Operasi yang akan datang: 'Kereta Perang Gideon' dan eskalasi yang tertunda hingga setelah kunjungan Trump.
Surat kabar itu mengutip seorang pejabat keamanan senior Israel yang mengatakan bahwa keputusan untuk memperluas pertempuran itu terkait dengan meningkatnya tekanan pada Hamas untuk mendorongnya ke arah kesepakatan pertukaran tahanan.
Ia menambahkan bahwa perluasan itu tidak akan dilanjutkan sampai setelah kunjungan Presiden AS Donald Trump ke wilayah itu.
Pejabat itu mengonfirmasi bahwa operasi dengan nama sandi "Kereta Perang Gideon" itu mencakup rencana untuk mengungsikan penduduk Gaza dan bahwa dimulainya kembali bantuan kemanusiaan hanya akan terjadi setelah peluncuran operasi.
Sementara itu, Kepala Staf Militer Israel Eyal Zamir memperingatkan para menteri bahwa operasi tersebut dapat membahayakan nyawa para tawanan.
Meskipun adanya peringatan dari pimpinan militer, Kabinet Keamanan dengan suara bulat memutuskan pada hari Senin untuk memperluas operasi militer di Jalur Gaza.

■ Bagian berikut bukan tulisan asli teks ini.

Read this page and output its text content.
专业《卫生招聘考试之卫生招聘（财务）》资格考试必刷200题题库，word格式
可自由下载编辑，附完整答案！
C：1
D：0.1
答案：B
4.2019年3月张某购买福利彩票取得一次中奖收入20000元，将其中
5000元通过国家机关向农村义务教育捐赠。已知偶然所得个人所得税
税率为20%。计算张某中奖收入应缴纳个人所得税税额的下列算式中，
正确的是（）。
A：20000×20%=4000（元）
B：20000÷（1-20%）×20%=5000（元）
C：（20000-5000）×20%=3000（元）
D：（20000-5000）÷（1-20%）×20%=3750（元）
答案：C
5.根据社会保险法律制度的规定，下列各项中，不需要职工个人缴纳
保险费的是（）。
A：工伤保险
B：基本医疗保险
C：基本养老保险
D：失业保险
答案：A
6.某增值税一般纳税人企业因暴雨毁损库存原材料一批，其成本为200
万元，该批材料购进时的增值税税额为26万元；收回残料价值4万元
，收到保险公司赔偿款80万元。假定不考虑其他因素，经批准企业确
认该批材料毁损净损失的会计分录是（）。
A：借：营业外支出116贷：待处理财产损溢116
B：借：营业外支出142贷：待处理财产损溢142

Juga pada hari Senin, keluarga tawanan Israel yang ditahan di Gaza menuduh pemerintah mengorbankan tawanan yang tersisa melalui rencana eskalasi militer yang baru disetujui.

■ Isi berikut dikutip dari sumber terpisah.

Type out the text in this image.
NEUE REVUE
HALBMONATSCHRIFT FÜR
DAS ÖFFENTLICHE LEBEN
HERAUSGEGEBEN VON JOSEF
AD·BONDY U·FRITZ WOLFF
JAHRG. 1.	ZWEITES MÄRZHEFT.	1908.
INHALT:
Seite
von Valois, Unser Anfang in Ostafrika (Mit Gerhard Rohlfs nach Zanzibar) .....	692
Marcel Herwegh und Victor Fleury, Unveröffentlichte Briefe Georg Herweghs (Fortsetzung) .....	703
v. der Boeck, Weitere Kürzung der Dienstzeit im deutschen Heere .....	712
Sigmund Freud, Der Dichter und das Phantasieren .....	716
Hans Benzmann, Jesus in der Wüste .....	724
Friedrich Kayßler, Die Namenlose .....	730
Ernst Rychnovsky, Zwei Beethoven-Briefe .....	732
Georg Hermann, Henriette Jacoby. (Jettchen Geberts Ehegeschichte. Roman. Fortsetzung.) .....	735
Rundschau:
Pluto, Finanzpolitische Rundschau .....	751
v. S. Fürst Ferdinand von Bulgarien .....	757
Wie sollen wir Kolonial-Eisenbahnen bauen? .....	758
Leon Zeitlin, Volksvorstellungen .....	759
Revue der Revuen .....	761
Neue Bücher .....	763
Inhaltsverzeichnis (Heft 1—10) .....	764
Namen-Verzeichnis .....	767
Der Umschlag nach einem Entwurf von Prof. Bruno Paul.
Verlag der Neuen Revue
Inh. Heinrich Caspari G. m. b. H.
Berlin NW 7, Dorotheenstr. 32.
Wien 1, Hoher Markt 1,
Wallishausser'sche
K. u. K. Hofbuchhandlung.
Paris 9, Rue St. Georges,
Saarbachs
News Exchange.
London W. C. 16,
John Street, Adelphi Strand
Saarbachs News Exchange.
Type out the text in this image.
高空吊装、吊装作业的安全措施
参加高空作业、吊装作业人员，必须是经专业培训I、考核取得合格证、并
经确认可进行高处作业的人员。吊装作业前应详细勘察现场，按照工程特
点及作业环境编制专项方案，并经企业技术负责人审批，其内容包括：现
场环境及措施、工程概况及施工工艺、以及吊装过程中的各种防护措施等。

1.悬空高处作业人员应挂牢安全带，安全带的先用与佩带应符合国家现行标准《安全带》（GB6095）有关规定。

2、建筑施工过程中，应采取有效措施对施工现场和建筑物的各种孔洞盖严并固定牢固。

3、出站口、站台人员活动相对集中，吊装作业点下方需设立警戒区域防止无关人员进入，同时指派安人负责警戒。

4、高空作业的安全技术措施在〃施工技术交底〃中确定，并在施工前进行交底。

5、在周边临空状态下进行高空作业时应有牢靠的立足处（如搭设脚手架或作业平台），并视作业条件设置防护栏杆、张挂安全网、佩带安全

Dalam konteks terkait, Menteri Luar Negeri Prancis Jean-Noel Barrot mengatakan pada hari Selasa bahwa Paris "sangat keras" mengutuk kampanye militer baru "Israel" di Gaza.
Komentarnya muncul sehari setelah militer Israel mengatakan operasi yang diperluas di Gaza akan mencakup pemindahan "sebagian besar" penduduknya setelah kabinet keamanan menyetujui rencana yang menurut seorang pejabat Israel akan mencakup "penaklukan Jalur Gaza dan penguasaan wilayah tersebut."

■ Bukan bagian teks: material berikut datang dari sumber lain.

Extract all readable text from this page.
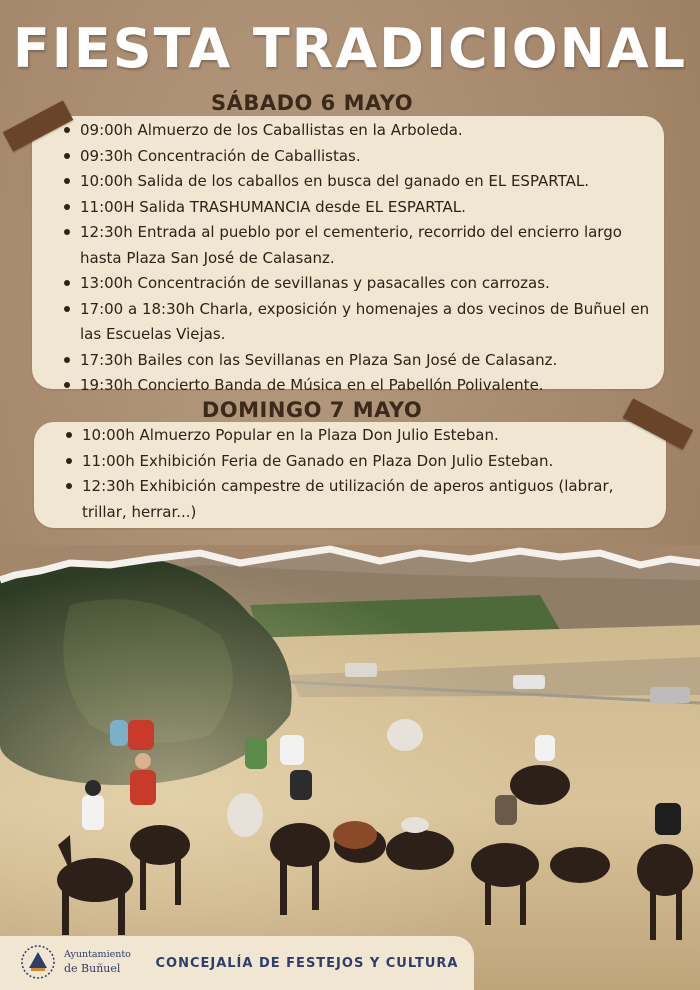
FIESTA TRADICIONAL
SÁBADO 6 MAYO
09:00h Almuerzo de los Caballistas en la Arboleda.
09:30h Concentración de Caballistas.
10:00h Salida de los caballos en busca del ganado en EL ESPARTAL.
11:00H Salida TRASHUMANCIA desde EL ESPARTAL.
12:30h Entrada al pueblo por el cementerio, recorrido del encierro largo hasta Plaza San José de Calasanz.
13:00h Concentración de sevillanas y pasacalles con carrozas.
17:00 a 18:30h Charla, exposición y homenajes a dos vecinos de Buñuel en las Escuelas Viejas.
17:30h Bailes con las Sevillanas en Plaza San José de Calasanz.
19:30h Concierto Banda de Música en el Pabellón Polivalente.
DOMINGO 7 MAYO
10:00h Almuerzo Popular en la Plaza Don Julio Esteban.
11:00h Exhibición Feria de Ganado en Plaza Don Julio Esteban.
12:30h Exhibición campestre de utilización de aperos antiguos (labrar, trillar, herrar...)
Ayuntamiento
de Buñuel	CONCEJALÍA DE FESTEJOS Y CULTURA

"Ini tidak dapat diterima," kata Barrot dalam sebuah wawancara radio, menekankan bahwa pemerintah Israel "melanggar hukum humaniter."
Keputusan Israel muncul setelah PBB dan organisasi-organisasi bantuan telah berulang kali memperingatkan bencana kemanusiaan di lapangan , dengan bencana kelaparan kembali mengancam setelah lebih dari dua bulan blokade total Israel.
Hampir seluruh dari 2,4 juta penduduk Jalur Gaza telah mengungsi setidaknya satu kali selama perang.